Things I saw in Rome
June 3 2014
Pictures: BG
I think I mentioned that I went to Rome recently - anyway, here are a couple of things I saw, and meant to post something about, but forgot.
The first is Holbein's famous portrait of Henry VIII. I say famous, because it's such a well-known image - the formidable, face-on portrait of Henry in all his miserable glory known through hundreds of copies - but it's long been thought that we don't actually have a surviving original by Holbein. The portrait in the Thyssen collection in Madrid pre-dates the face-on type, and shows Henry turned to the right, as does the cartoon drawing in the NPG London. The 1536 Whitehall mural, for which Holbein solved the problem of Henry's bulk by turning his face towards the viewer, was destroyed by fire in 1698.
However, I had a close look at the version in the National Gallery in Rome. I'm sure it's by Holbein, and is by far the best version I've seen. It has some condition issues, which make it hard to assess many of the details, especially from photographs. But there's no real reason not to believe its traditional attribution. If I recall correctly, a row about its attribution resulted in it not being loaned to the Tate's 2006 Holbein exhibition. It was downgraded in John Rowlands' 1985 catalogue raisonne. I saw the image pasted onto various walls as part of a protest against pollution (above).
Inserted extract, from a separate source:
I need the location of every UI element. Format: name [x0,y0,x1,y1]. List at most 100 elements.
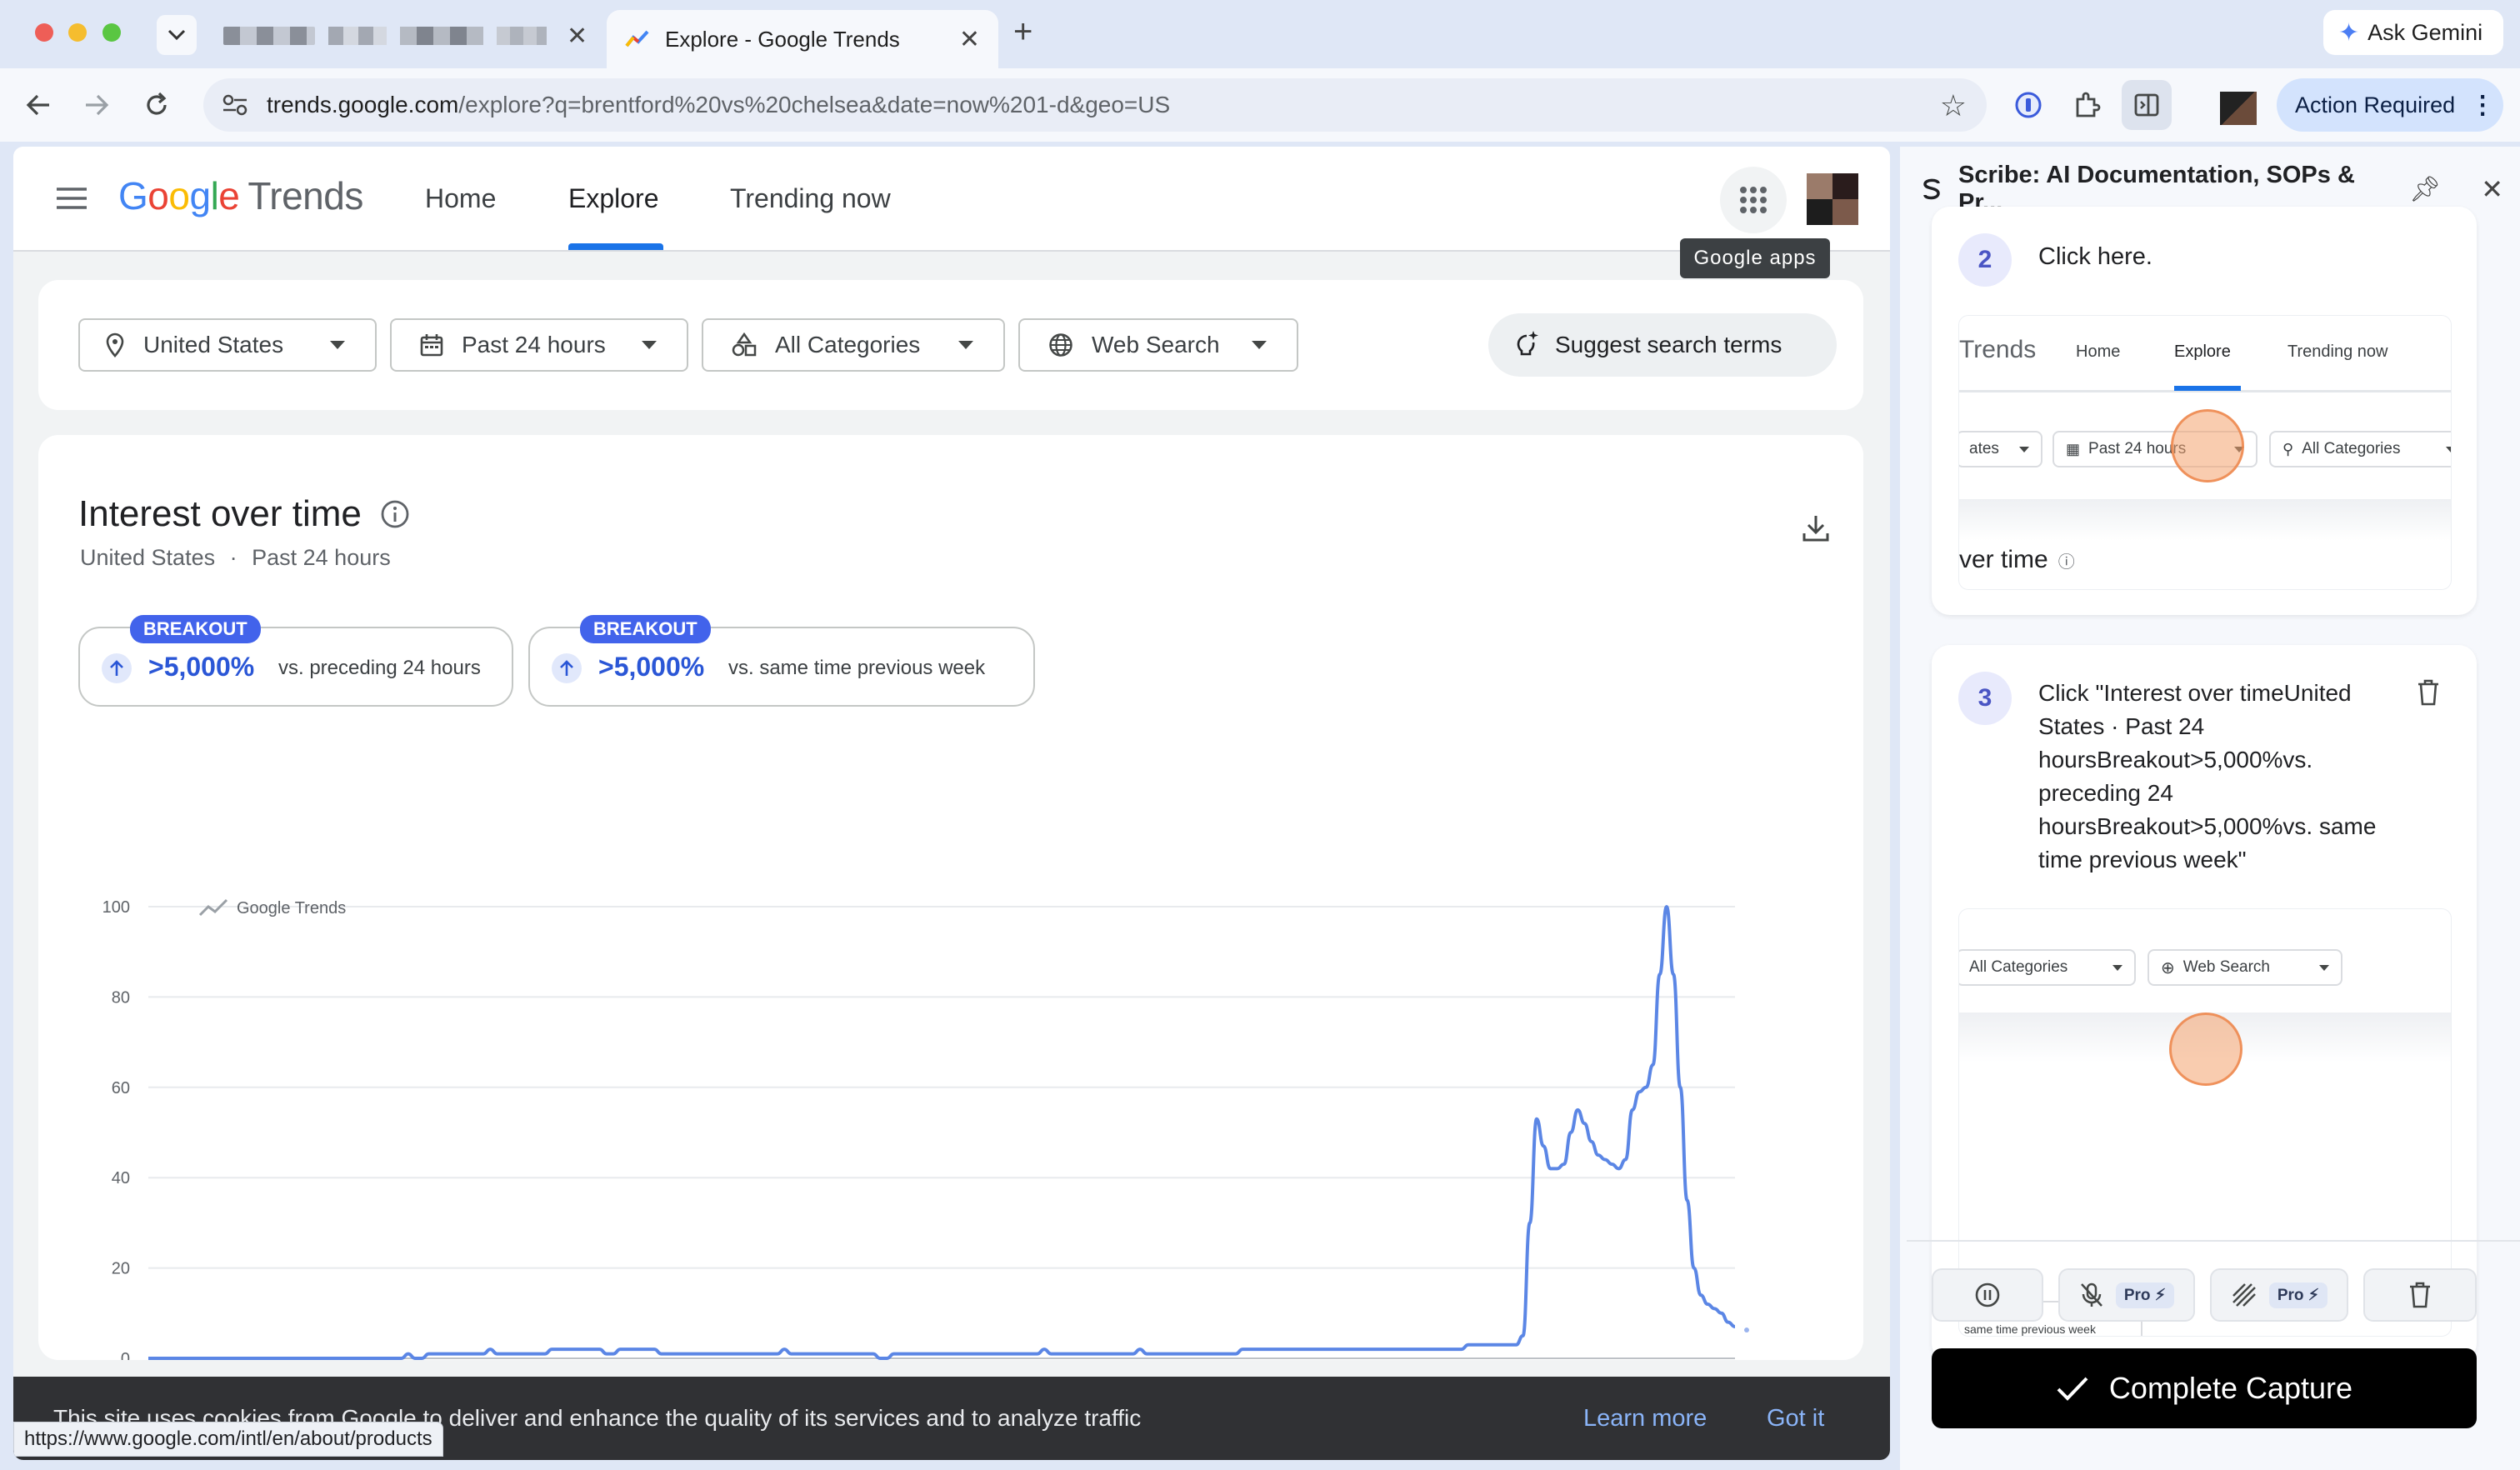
microphone-pro-button[interactable]: Pro ⚡︎ [2058,1268,2195,1322]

I also came across another English king in a curious place; George IV in a full-length attributed to Sir Thomas Lawrence. It suddenly appears (below) at the end of the art gallery in the Vatican museums, after swathes of Raphaels and Caravaggios, and all manner of religious pictures, as if they had nowhere else to put it. Most curious. I say 'attributed to', by the way, because it felt a bit studio-ish to me.